Since I posed that initial question, we have learned that the minister plans to add carbon tax 2.0 to the backs of Canadian taxpayers. This new carbon tax will add an additional 17¢ per litre to the current tax, and with the sales tax on the carbon taxes, it will mean up to 61¢ per litre as a result of carbon taxes, another burden that Canadians are being forced to bear to pay for the government’s overspending habit. The second carbon tax will cost the average Canadian household $573 per year, without any rebate, costing some families in some provinces as much as $1,157. These numbers are from the Parliamentary Budget Officer.
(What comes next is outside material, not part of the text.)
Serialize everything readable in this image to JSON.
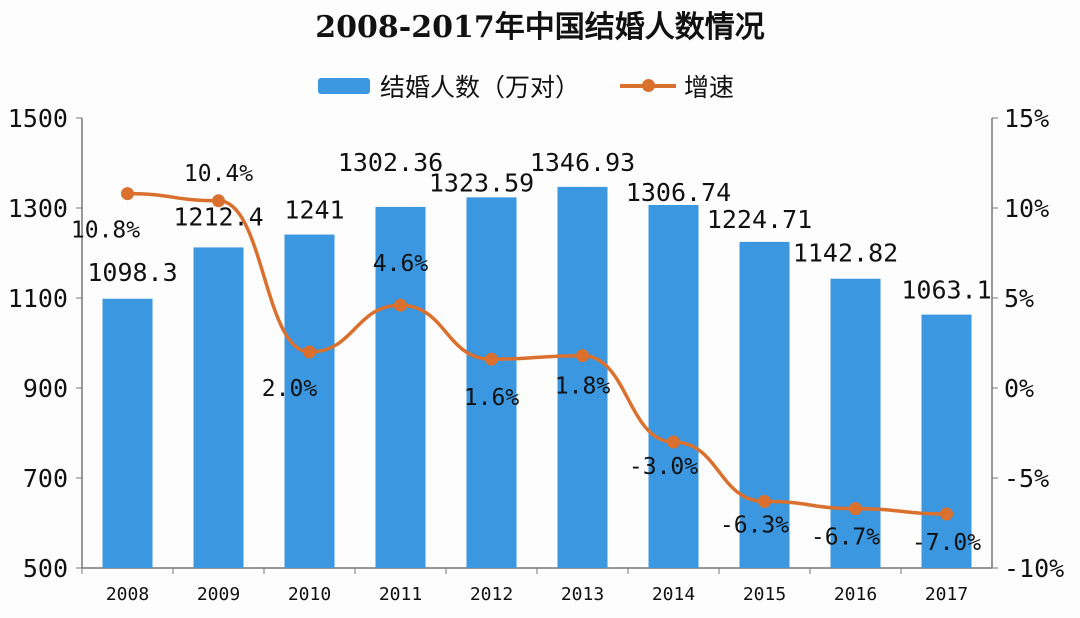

I want to put this into perspective. It has been 15 years since a carbon tax was implemented in B.C., a tax that initially started at 2.41¢ per litre. It originally started out as a revenue-neutral tax; the revenues would go directly toward reducing personal income taxes. That was until an NDP government decided the B.C. carbon tax would no longer be revenue-neutral, but would instead go into general revenue to help pay for the NDP government’s overspending habit. I think the members listening will see the similarities here in establishing a small tax initially, gradually turning up the heat, hoping people would be distracted by other crises, and then using those tax dollars to pay for bad spending habits. Once more, we have evidence of the indistinguishable ideologies of the Liberals and the NDP, as such, the NDP-Liberal coalition we are currently dealing with, which is making Canadians pay for the government’s bad spending habit.
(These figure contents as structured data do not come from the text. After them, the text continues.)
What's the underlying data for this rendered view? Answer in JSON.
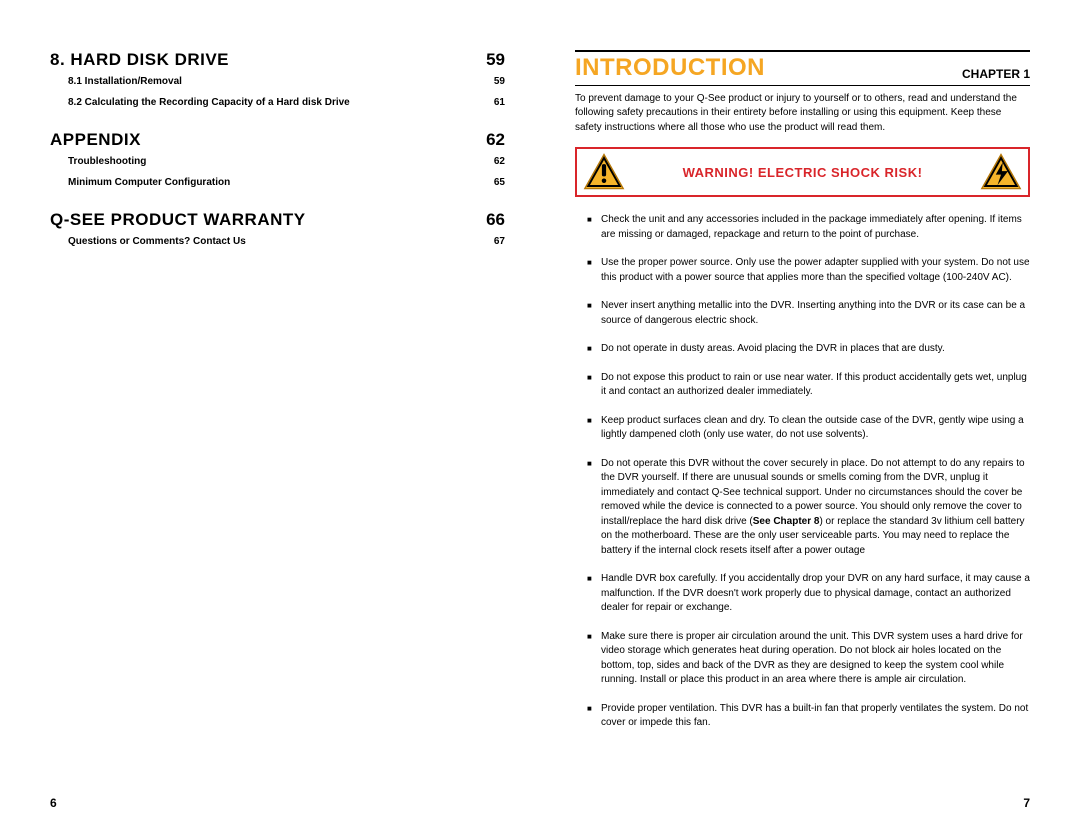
{
  "colors": {
    "accent_orange": "#f5a623",
    "warning_red": "#d9252a",
    "text_black": "#000000",
    "background": "#ffffff"
  },
  "left_page": {
    "page_number": "6",
    "toc": [
      {
        "title": "8. HARD DISK DRIVE",
        "page": "59",
        "subs": [
          {
            "label": "8.1 Installation/Removal",
            "page": "59"
          },
          {
            "label": "8.2 Calculating the Recording Capacity of a Hard disk Drive",
            "page": "61"
          }
        ]
      },
      {
        "title": "APPENDIX",
        "page": "62",
        "subs": [
          {
            "label": "Troubleshooting",
            "page": "62"
          },
          {
            "label": "Minimum Computer Configuration",
            "page": "65"
          }
        ]
      },
      {
        "title": "Q-SEE PRODUCT WARRANTY",
        "page": "66",
        "subs": [
          {
            "label": "Questions or Comments? Contact Us",
            "page": "67"
          }
        ]
      }
    ]
  },
  "right_page": {
    "page_number": "7",
    "title": "INTRODUCTION",
    "chapter": "CHAPTER 1",
    "intro_paragraph": "To prevent damage to your Q-See product or injury to yourself or to others, read and understand the following safety precautions in their entirety before installing or using this equipment. Keep these safety instructions where all those who use the product will read them.",
    "warning_label": "WARNING! ELECTRIC SHOCK RISK!",
    "warning_left_icon": "warning-exclamation-icon",
    "warning_right_icon": "warning-shock-icon",
    "bullets": [
      "Check the unit and any accessories included in the package immediately after opening. If items are missing or damaged, repackage and return to the point of purchase.",
      "Use the proper power source. Only use the power adapter supplied with your system. Do not use this product with a power source that applies more than the specified voltage (100-240V AC).",
      "Never insert anything metallic into the DVR. Inserting anything into the DVR or its case can be a source of dangerous electric shock.",
      "Do not operate in dusty areas. Avoid placing the DVR in places that are dusty.",
      "Do not expose this product to rain or use near water. If this product accidentally gets wet, unplug it and contact an authorized dealer immediately.",
      "Keep product surfaces clean and dry. To clean the outside case of the DVR, gently wipe using a lightly dampened cloth (only use water, do not use solvents).",
      "Do not operate this DVR without the cover securely in place. Do not attempt to do any repairs to the DVR yourself. If there are unusual sounds or smells coming from the DVR, unplug it immediately and contact Q-See technical support. Under no circumstances should the cover be removed while the device is connected to a power source. You should only remove the cover to install/replace the hard disk drive (See Chapter 8) or replace the standard 3v lithium cell battery on the motherboard. These are the only user serviceable parts. You may need to replace the battery if the internal clock resets itself after a power outage",
      "Handle DVR box carefully. If you accidentally drop your DVR on any hard surface, it may cause a malfunction. If the DVR doesn't work properly due to physical damage, contact an authorized dealer for repair or exchange.",
      "Make sure there is proper air circulation around the unit. This DVR system uses a hard drive for video storage which generates heat during operation. Do not block air holes located on the bottom, top, sides and back of the DVR as they are designed to keep the system cool while running. Install or place this product in an area where there is ample air circulation.",
      "Provide proper ventilation. This DVR has a built-in fan that properly ventilates the system. Do not cover or impede this fan."
    ],
    "bold_ref": "See Chapter 8"
  }
}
I am sure the Liberal member will come back with some comment about how the carbon tax and carbon tax 2.0 are somehow going to prevent wildfires or flooding, but they have yet to show how that is going to be accomplished. The government has failed to meet any emissions targets, and instead of facilitating the export of cleaner Canadian natural gas to high-emissions countries, they have left those countries to seek out coal and other dirty energy sources from countries with poor environmental and human rights standards, a poor, if not failed, record at best.
Will the government take control of its bad spending habit, stop pushing higher taxes on Canadians, who are already struggling under its inflationary policies, and cancel the planned tax increases?